Mal burst back onto the balcony. “Believe it? I’m officially one hundred percent out of tea. How do I let these things happen?”
Pauline lowered herself from the banister and curled back up in her chair. The heat of the day was taking hold. She could feel sweat trickling down her neck. “Mal, how many friends do you have?” she asked.
Mal’s face went blank a moment. “No close ones, I don’t guess. None like when you’re a kid and you’re friends with someone. Friends like me and you, maybe seven or eight. If I have a friend long enough, I get in a fight with her.”
“Why? What do you get in a fight over?”
“Different things. Usually their boyfriends come on to me. This one dude, I threw a candle in his face, then my friend took his side. Says I could have blinded him.”
“A lit candle?”
“Hell yeah, a lit candle. She said I was jealous of her because she had this great guy, so I was trying to ruin it for her. Meanwhile he’s got a crossed eye. He was part-owner of a roller rink.” Mal crossed her arms. She was wearing a tank top that revealed the flat bones of her chest. “She said I was always flirting, even if I wasn’t trying to. The way I bop around and, you know, look at people. Maybe she’s right.” She bit the inside of her cheek. “Do you think she’s right?”
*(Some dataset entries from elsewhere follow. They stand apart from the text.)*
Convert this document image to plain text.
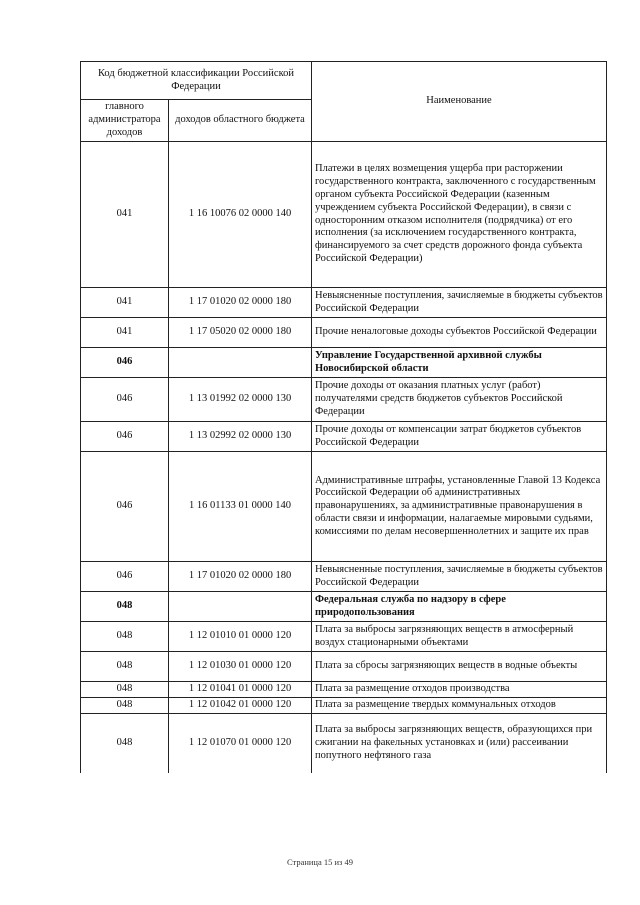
Код бюджетной классификации Российской Федерации		Наименование
главного администратора доходов	доходов областного бюджета	
041	1 16 10076 02 0000 140	Платежи в целях возмещения ущерба при расторжении государственного контракта, заключенного с государственным органом субъекта Российской Федерации (казенным учреждением субъекта Российской Федерации), в связи с односторонним отказом исполнителя (подрядчика) от его исполнения (за исключением государственного контракта, финансируемого за счет средств дорожного фонда субъекта Российской Федерации)
041	1 17 01020 02 0000 180	Невыясненные поступления, зачисляемые в бюджеты субъектов Российской Федерации
041	1 17 05020 02 0000 180	Прочие неналоговые доходы субъектов Российской Федерации
046		Управление Государственной архивной службы Новосибирской области
046	1 13 01992 02 0000 130	Прочие доходы от оказания платных услуг (работ) получателями средств бюджетов субъектов Российской Федерации
046	1 13 02992 02 0000 130	Прочие доходы от компенсации затрат бюджетов субъектов Российской Федерации
046	1 16 01133 01 0000 140	Административные штрафы, установленные Главой 13 Кодекса Российской Федерации об административных правонарушениях, за административные правонарушения в области связи и информации, налагаемые мировыми судьями, комиссиями по делам несовершеннолетних и защите их прав
046	1 17 01020 02 0000 180	Невыясненные поступления, зачисляемые в бюджеты субъектов Российской Федерации
048		Федеральная служба по надзору в сфере природопользования
048	1 12 01010 01 0000 120	Плата за выбросы загрязняющих веществ в атмосферный воздух стационарными объектами
048	1 12 01030 01 0000 120	Плата за сбросы загрязняющих веществ в водные объекты
048	1 12 01041 01 0000 120	Плата за размещение отходов производства
048	1 12 01042 01 0000 120	Плата за размещение твердых коммунальных отходов
048	1 12 01070 01 0000 120	Плата за выбросы загрязняющих веществ, образующихся при сжигании на факельных установках и (или) рассеивании попутного нефтяного газа
Страница 15 из 49
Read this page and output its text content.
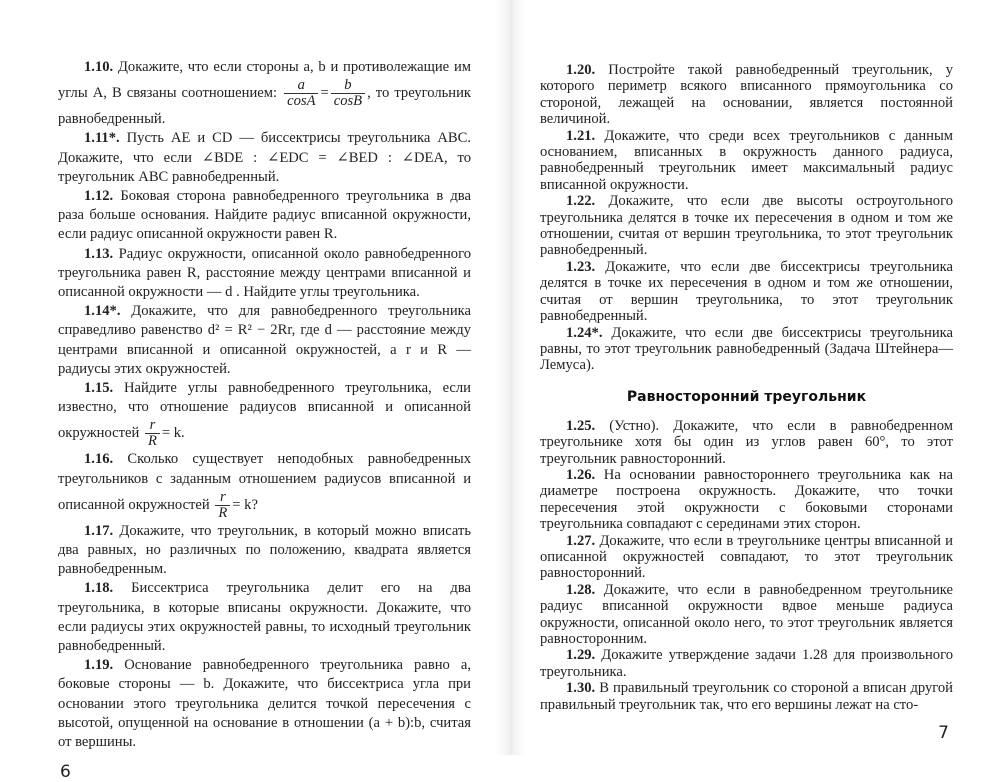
1.10. Докажите, что если стороны a, b и противолежащие им углы A, B связаны соотношением: $\frac{a}{\cos A} = \frac{b}{\cos B}$ , то треугольник равнобедренный.

1.11*. Пусть AE и CD — биссектрисы треугольника ABC. Докажите, что если ∠BDE : ∠EDC = ∠BED : ∠DEA, то треугольник ABC равнобедренный.

1.12. Боковая сторона равнобедренного треугольника в два раза больше основания. Найдите радиус вписанной окружности, если радиус описанной окружности равен R.

1.13. Радиус окружности, описанной около равнобедренного треугольника равен R, расстояние между центрами вписанной и описанной окружности — d . Найдите углы треугольника.

1.14*. Докажите, что для равнобедренного треугольника справедливо равенство d² = R² − 2Rr, где d — расстояние между центрами вписанной и описанной окружностей, а r и R — радиусы этих окружностей.

1.15. Найдите углы равнобедренного треугольника, если известно, что отношение радиусов вписанной и описанной окружностей $\frac{r}{R} = k$.

1.16. Сколько существует неподобных равнобедренных треугольников с заданным отношением радиусов вписанной и описанной окружностей $\frac{r}{R} = k$?

1.17. Докажите, что треугольник, в который можно вписать два равных, но различных по положению, квадрата является равнобедренным.

1.18. Биссектриса треугольника делит его на два треугольника, в которые вписаны окружности. Докажите, что если радиусы этих окружностей равны, то исходный треугольник равнобедренный.

1.19. Основание равнобедренного треугольника равно a, боковые стороны — b. Докажите, что биссектриса угла при основании этого треугольника делится точкой пересечения с высотой, опущенной на основание в отношении (a + b):b, считая от вершины.

6

1.20. Постройте такой равнобедренный треугольник, у которого периметр всякого вписанного прямоугольника со стороной, лежащей на основании, является постоянной величиной.

1.21. Докажите, что среди всех треугольников с данным основанием, вписанных в окружность данного радиуса, равнобедренный треугольник имеет максимальный радиус вписанной окружности.

1.22. Докажите, что если две высоты остроугольного треугольника делятся в точке их пересечения в одном и том же отношении, считая от вершин треугольника, то этот треугольник равнобедренный.

1.23. Докажите, что если две биссектрисы треугольника делятся в точке их пересечения в одном и том же отношении, считая от вершин треугольника, то этот треугольник равнобедренный.

1.24*. Докажите, что если две биссектрисы треугольника равны, то этот треугольник равнобедренный (Задача Штейнера—Лемуса).

Равносторонний треугольник

1.25. (Устно). Докажите, что если в равнобедренном треугольнике хотя бы один из углов равен 60°, то этот треугольник равносторонний.

1.26. На основании равностороннего треугольника как на диаметре построена окружность. Докажите, что точки пересечения этой окружности с боковыми сторонами треугольника совпадают с серединами этих сторон.

1.27. Докажите, что если в треугольнике центры вписанной и описанной окружностей совпадают, то этот треугольник равносторонний.

1.28. Докажите, что если в равнобедренном треугольнике радиус вписанной окружности вдвое меньше радиуса окружности, описанной около него, то этот треугольник является равносторонним.

1.29. Докажите утверждение задачи 1.28 для произвольного треугольника.

1.30. В правильный треугольник со стороной a вписан другой правильный треугольник так, что его вершины лежат на сто-

7
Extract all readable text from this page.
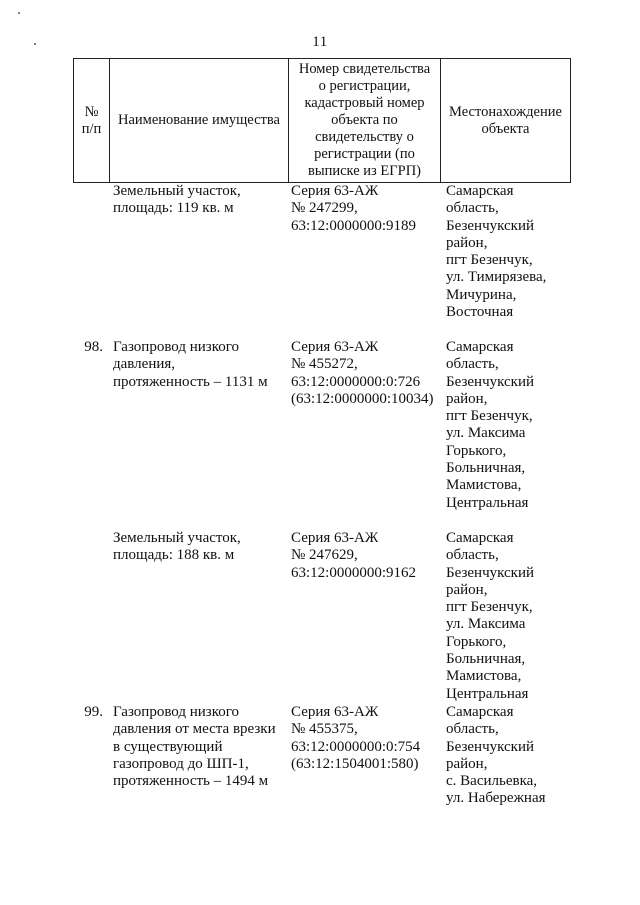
11
№
п/п
Наименование имущества
Номер свидетельства
о регистрации,
кадастровый номер
объекта по
свидетельству о
регистрации (по
выписке из ЕГРП)
Местонахождение
объекта
Земельный участок,
площадь: 119 кв. м
Серия 63-АЖ
№ 247299,
63:12:0000000:9189
Самарская
область,
Безенчукский
район,
пгт Безенчук,
ул. Тимирязева,
Мичурина,
Восточная
98. Газопровод низкого
давления,
протяженность – 1131 м
Серия 63-АЖ
№ 455272,
63:12:0000000:0:726
(63:12:0000000:10034)
Самарская
область,
Безенчукский
район,
пгт Безенчук,
ул. Максима
Горького,
Больничная,
Мамистова,
Центральная
Земельный участок,
площадь: 188 кв. м
Серия 63-АЖ
№ 247629,
63:12:0000000:9162
Самарская
область,
Безенчукский
район,
пгт Безенчук,
ул. Максима
Горького,
Больничная,
Мамистова,
Центральная
99. Газопровод низкого
давления от места врезки
в существующий
газопровод до ШП-1,
протяженность – 1494 м
Серия 63-АЖ
№ 455375,
63:12:0000000:0:754
(63:12:1504001:580)
Самарская
область,
Безенчукский
район,
с. Васильевка,
ул. Набережная
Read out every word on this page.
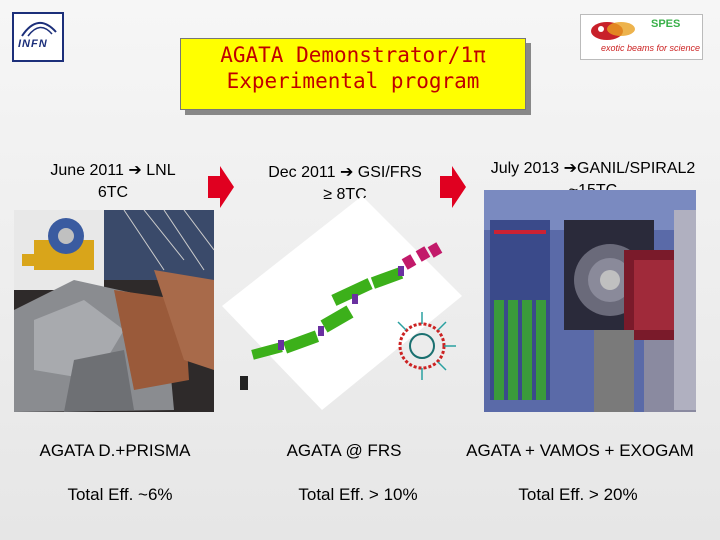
INFN
SPES
exotic beams for science
AGATA Demonstrator/1π
Experimental program
June 2011 ➔ LNL
6TC
Dec 2011 ➔ GSI/FRS
≥ 8TC
July 2013 ➔GANIL/SPIRAL2
AGATA D.+PRISMA	AGATA @ FRS	AGATA + VAMOS + EXOGAM
Total Eff. ~6%	Total Eff. > 10%	Total Eff. > 20%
“I don’t know,” Pauline said. “Look straight at me.”
Mal arranged her face over-seriously and rested her eyes on Pauline. It certainly wasn’t flirty. Mal wasn’t blinking; she was waiting for some sort of verdict. And as Pauline looked back at her, thinking of what to say, she began to suspect that the face Mal was making was Pauline’s face, that she was unconsciously mirroring Pauline.